Today Norway is a society that highly values the ideal of equality. Is it reasonable to think that the historical development of coastal industries has contributed to creating more egalitarian social conditions than the agriculture, forestry, industry, and mining in the inland districts? Right up to the 1980s and ’90s the resources of the fisheries industry were considered to be "common property" that everyone had access to.

The special working conditions, both physically demanding and economically risky, encouraged a strong element of cooperation in the industry. Purse-seine fishing for herring was based on a division of labour among equals, and the profits were shared out fairly according to the work done and the proportion of equipment and boats contributed. The most skilful herring-sighter, who also had the ability to coordinate the complex operation of catching, was the foreman – the master seiner – and received a double portion.

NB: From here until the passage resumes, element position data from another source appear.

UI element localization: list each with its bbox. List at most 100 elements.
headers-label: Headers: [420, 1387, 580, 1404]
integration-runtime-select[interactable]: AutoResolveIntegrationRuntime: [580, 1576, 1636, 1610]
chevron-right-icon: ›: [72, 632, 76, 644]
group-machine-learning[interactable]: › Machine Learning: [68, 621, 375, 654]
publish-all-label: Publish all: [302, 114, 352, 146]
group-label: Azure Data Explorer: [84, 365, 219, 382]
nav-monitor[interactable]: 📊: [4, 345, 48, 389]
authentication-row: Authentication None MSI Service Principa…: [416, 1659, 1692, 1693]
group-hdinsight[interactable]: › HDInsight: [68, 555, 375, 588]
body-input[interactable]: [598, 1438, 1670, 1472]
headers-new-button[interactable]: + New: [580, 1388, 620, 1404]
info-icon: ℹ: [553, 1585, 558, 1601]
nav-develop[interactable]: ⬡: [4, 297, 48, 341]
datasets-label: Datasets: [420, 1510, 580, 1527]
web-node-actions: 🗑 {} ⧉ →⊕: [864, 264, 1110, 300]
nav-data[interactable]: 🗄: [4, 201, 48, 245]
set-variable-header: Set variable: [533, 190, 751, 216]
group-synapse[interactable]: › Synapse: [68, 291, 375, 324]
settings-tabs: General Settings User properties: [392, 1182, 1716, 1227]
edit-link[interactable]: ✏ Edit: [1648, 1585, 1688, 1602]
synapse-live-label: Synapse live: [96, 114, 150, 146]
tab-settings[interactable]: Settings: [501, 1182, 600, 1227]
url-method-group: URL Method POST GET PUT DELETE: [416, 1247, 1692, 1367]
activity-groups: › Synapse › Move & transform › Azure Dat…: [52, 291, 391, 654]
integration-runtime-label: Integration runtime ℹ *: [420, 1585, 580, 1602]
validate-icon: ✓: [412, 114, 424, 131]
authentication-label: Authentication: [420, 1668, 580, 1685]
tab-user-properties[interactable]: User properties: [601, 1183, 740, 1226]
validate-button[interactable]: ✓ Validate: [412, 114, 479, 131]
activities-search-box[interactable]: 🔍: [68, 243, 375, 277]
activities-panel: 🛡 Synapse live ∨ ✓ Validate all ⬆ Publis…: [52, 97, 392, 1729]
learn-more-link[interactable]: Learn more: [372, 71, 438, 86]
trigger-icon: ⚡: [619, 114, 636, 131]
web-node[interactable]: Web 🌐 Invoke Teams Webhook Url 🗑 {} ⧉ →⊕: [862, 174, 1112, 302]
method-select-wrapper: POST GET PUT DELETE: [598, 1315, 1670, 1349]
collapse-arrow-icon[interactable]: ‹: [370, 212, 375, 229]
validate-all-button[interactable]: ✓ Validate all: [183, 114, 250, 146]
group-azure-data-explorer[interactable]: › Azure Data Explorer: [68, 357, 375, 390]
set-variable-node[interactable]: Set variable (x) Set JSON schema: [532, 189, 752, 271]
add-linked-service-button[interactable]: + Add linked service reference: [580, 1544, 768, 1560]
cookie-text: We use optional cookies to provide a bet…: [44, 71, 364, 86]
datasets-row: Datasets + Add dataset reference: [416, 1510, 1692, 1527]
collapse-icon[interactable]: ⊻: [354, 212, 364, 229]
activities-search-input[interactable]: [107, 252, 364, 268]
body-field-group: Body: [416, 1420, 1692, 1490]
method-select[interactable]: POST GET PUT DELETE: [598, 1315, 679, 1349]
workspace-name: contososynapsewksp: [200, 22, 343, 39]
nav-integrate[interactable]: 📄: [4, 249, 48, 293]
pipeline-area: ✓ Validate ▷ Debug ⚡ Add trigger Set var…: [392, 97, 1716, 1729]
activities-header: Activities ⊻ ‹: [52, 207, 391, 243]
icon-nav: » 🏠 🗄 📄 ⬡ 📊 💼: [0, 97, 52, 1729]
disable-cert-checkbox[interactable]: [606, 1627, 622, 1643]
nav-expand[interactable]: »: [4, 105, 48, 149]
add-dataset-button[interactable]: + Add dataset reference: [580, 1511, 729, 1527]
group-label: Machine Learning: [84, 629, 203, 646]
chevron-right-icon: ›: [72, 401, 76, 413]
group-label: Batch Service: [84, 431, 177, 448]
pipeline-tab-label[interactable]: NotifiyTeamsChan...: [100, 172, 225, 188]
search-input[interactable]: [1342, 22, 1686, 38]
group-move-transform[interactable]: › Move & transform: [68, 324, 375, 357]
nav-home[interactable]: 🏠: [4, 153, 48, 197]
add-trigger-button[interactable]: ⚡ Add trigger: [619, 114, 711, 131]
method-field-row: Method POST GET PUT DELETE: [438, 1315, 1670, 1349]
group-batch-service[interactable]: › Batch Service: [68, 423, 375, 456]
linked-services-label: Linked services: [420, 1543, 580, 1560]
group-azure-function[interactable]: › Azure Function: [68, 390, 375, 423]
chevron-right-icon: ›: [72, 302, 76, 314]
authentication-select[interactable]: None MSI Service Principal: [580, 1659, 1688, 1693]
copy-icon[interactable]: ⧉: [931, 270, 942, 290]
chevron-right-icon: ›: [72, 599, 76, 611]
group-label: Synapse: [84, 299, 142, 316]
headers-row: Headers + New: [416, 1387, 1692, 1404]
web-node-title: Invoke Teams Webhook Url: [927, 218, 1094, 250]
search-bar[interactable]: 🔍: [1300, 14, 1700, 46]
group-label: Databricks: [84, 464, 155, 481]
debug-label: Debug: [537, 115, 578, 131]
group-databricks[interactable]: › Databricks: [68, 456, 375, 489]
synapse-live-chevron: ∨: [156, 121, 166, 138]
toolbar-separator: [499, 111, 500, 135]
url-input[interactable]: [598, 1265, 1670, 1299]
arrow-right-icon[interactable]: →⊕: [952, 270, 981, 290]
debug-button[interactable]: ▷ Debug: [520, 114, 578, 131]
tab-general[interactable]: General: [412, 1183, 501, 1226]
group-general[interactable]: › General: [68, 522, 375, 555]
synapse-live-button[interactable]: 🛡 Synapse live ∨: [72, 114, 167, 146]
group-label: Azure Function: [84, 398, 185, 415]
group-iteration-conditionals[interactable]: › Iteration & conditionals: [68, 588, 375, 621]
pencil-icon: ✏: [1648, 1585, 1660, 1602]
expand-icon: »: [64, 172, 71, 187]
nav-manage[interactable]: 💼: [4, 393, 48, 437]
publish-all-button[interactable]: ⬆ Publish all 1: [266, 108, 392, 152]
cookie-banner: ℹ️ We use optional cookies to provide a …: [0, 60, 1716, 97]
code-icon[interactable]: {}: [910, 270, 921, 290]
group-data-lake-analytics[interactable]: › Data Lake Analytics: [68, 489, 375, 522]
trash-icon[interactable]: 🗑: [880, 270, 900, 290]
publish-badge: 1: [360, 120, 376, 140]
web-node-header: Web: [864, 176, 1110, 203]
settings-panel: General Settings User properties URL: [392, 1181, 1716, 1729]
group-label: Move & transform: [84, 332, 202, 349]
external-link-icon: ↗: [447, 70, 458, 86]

The system of apportioning was also widely used in other fisheries; fixed salaries were very uncommon. Joint-ownership of boats and cooperation were probably necessary responses to the limited access to capital in the age of the fishermen-farmer, making a virtue of necessity. As late as the 1960s, when the herring fisheries underwent the expensive change from relatively modest-sized, handhauled purse seines to huge motor-hauled ring nets that required even larger boats, having the reputation of being a skilful master seiner earned a better credit rating at the bank than having capital or business skills.

Even in its new and more capital-intensive phase the herring fishery was an occupation for active fishermen, which underscored the continuing importance of expertise. Growth in the business often resulted in a division into several units, each with just one or two boats, preferably with younger family members as the new shipowners.